Philippe Gerum wrote:
> On Sat, 2009-10-24 at 19:22 +0200, Philippe Gerum wrote:
>> On Tue, 2009-10-20 at 13:37 +0200, Jan Kiszka wrote:
>>> Allowing xnheap_delete_mapped to return an error and then attempting to
>>> recover from it does not work out very well: Corner cases are racy,
>>> intransparent to the user, and proper error handling imposes a lot of
>>> complexity on the caller - if it actually bothers to check the return
>>> value...
>>> Fortunately, there is no reason for this function to fail: If the heap
>>> is still mapped, just install the provide cleanup handler and switch to
>>> deferred removal. If the unmapping fails, we either raced with some
>>> other caller of unmap or user space provided a bogus address, or
>>> something else is wrong. In any case, leaving the cleanup callback
>>> behind is the best we can do anyway.
>>> Removing the return value immediately allows to simplify the callers,
>>> namemly rt_queue_delete and rt_heap_delete.
>>> Note: This is still not 100% waterproof. If we issue
>>> xnheap_destroy_mapped from module cleanup passing a release handler
>>> that belongs to the module text, deferred release will cause a crash.
>>> But this corner case is no new regression, so let's keep the head in the
>>> sand.
>> I agree with this one, eventually.
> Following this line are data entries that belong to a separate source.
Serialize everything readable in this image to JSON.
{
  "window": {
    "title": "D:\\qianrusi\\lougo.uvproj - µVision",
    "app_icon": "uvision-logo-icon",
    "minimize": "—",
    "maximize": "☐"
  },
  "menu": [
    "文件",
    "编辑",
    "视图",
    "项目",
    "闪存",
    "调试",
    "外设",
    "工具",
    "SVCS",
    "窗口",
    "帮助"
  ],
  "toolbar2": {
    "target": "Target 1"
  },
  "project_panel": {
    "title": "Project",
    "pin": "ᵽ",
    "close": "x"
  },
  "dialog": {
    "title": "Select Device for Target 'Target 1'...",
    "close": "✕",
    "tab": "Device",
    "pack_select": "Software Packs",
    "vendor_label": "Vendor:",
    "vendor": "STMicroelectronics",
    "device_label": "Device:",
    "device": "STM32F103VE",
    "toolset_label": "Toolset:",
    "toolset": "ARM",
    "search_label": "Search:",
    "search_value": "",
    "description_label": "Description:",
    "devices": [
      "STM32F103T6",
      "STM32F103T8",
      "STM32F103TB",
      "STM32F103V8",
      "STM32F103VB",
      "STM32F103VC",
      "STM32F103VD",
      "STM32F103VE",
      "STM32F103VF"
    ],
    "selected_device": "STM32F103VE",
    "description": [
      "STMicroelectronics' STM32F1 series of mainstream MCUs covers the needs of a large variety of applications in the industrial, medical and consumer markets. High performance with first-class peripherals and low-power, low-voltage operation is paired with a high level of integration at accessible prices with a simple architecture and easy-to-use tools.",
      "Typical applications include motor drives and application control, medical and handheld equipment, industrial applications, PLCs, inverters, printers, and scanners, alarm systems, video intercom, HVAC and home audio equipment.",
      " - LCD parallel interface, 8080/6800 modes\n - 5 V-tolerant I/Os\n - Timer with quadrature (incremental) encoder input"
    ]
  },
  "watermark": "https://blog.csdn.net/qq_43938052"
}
This does make things clearer, and
>> removes some opportunities for the upper interfaces to shot themselves
>> in the foot. Merged, thanks.
> Well, actually, it does make things clearer, but it is broken. Enabling
> list debugging makes the nucleus pull the break after a double unlink in
> vmclose().
> Basically, the issue is that calling rt_queue/heap_delete() explicitly
> from userland will break, due to the vmclose() handler being indirectly
> called by do_munmap() for the last mapping. The nasty thing is that
> without debugs on, kheapq is just silently trashed.
> Fix is on its way, along with nommu support for shared heaps as well.

OK, I see. Just on minor add-on to your fix:

diff --git a/ksrc/nucleus/heap.c b/ksrc/nucleus/heap.c
index ec14f73..1ae6af6 100644
--- a/ksrc/nucleus/heap.c
+++ b/ksrc/nucleus/heap.c
@@ -1241,6 +1241,7 @@ void xnheap_destroy_mapped(xnheap_t *heap,
                heap->archdep.release = NULL;
                do_munmap(current->mm, (unsigned long)mapaddr, len);
+               heap->archdep.release = release;
@@ -1252,7 +1253,6 @@ void xnheap_destroy_mapped(xnheap_t *heap,
        if (heap->archdep.numaps > 0) {
                /* The release handler is supposed to clean up the rest. */
                XENO_ASSERT(NUCLEUS, release != NULL, /* nop */);
-               heap->archdep.release = release;

This is safer than leaving a potential race window open between dropping
mmap_sem and fixing up archdep.release again.